Mobile apps are a powerful addition to a company’s marketing engine. Making an official mobile app extends your reach and your brand experience directly to the devices that are closest to your customers.
But whether the official mobile app is finished and mature or still on the drawing board, CMOs should take note: Mobile apps are a fast-growing source of risk to customers, brand reputation, and businesses’ bottom lines.
Fortunately, it does not take much to secure your brand in the mobile app space. By following these three tips, CMOs and their brands can dramatically reduce their mobile app risk, in many cases bringing it down to near zero.
Find Third-Party Mobile Apps That Carry Your Brand
If you are contemplating creating a mobile app to service your customers, it is likely that others have also considered it. And that means it is possible–and even probable–that third parties have already published apps that carry your brand and target your customers.
CMOs need to make sure that all third-party apps that carry their brand are identified, analyzed, and understood. Such apps can not only push your official app down in an app store’s listing of available applications, but it can also subject your customers to a poor experience that could cause them to abandon the app or brand altogether. What’s more, malicious third-party apps can also use your brand and your brand trust to divert your customers' PII (personally identifiable information) for future social engineering attacks, like phishing schemes.

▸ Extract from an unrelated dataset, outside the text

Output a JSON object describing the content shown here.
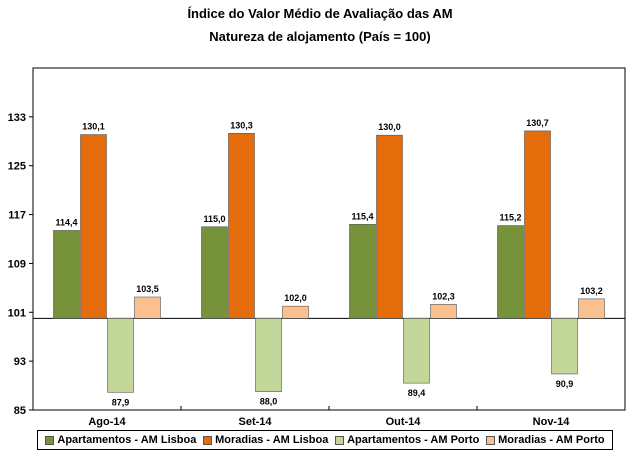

CMOs should minimize marketing and business risk by prioritizing a survey and audit of all third-party apps–malicious or otherwise–that carry their trusted brand.
Monitor Where Your Official App Appears
Today scores of mobile app stores provide links to download sites or host copies of mobile apps for direct downloads, which can pose some real risks that CMOs need to consider.
For example, as you fix bugs and improve your official mobile apps, you will want to make sure that all of your users have installed the latest updates. Unfortunately, third-party sites may not be hosting the latest version of your applications. Unofficial app stores often keep older versions of apps even after companies have withdrawn support from them, adding to the importance of monitoring third-party app stores.
Additionally, companies need to be positive that the applications available for download at these unofficial or unauthorized sites are true copies of their official apps. Malicious third parties have been known to alter official applications, inserting malware or other capabilities that connect end users’ mobile devices directly to the fraudsters and exposing sensitive data and personal information for poor intentions.
For instance, it was widely reported that nearly 80 percent of the copycat versions of one of the most popular mobile gaming apps of 2014, Flappy Bird, had been hacked. Anti-malware company McAfee reported that cybercriminals were able to remotely hijack users’ phones to make calls, steal contacts, and track GPS locations. What’s more, many of the knock-off apps also allowed attackers to establish root access control over anything on the device, including the recording, sending, and receiving of SMS messages. These “clone” apps are especially dangerous and CMOs need to closely monitor for them or risk jeopardizing their customers and company.
Expand Your Circle Of Coverage
Don’t fall into the trap of thinking that the Apple Store and Google Play are the only stores you need to monitor. App listings are offered in a wide variety of app stores, including stores dedicated to specific mobile phone brands and stores in other geographic areas.
Here is a partial list of some of the most popular alternate app stores: 1Mobile, Amazon Appstore for Android, AppsLib, Appia, App Brain, AppsZoom, Android Pit, Aptoide, Baidu App Store, Brophone, CNET, F-Droid, GetJar (Google Play), Handango, Insyde Market, Mobango, Mi App store (China), Mobile9, Mobogenie, Nexva, Opera Mobile App Store, Nexva, Samsung Galaxy Store, Slide ME, Soc.io, Softonic, and Yandex (Russia).
But these only scratch the surface. Although each of these stores comes to market with the intention of providing great apps to iOS and Android users, they each represent a new source of potentially threatening apps. And new stores are appearing all the time. To fully protect your customers from malicious apps that carry your company’s brand, it’s essential to monitor as many of these as possible.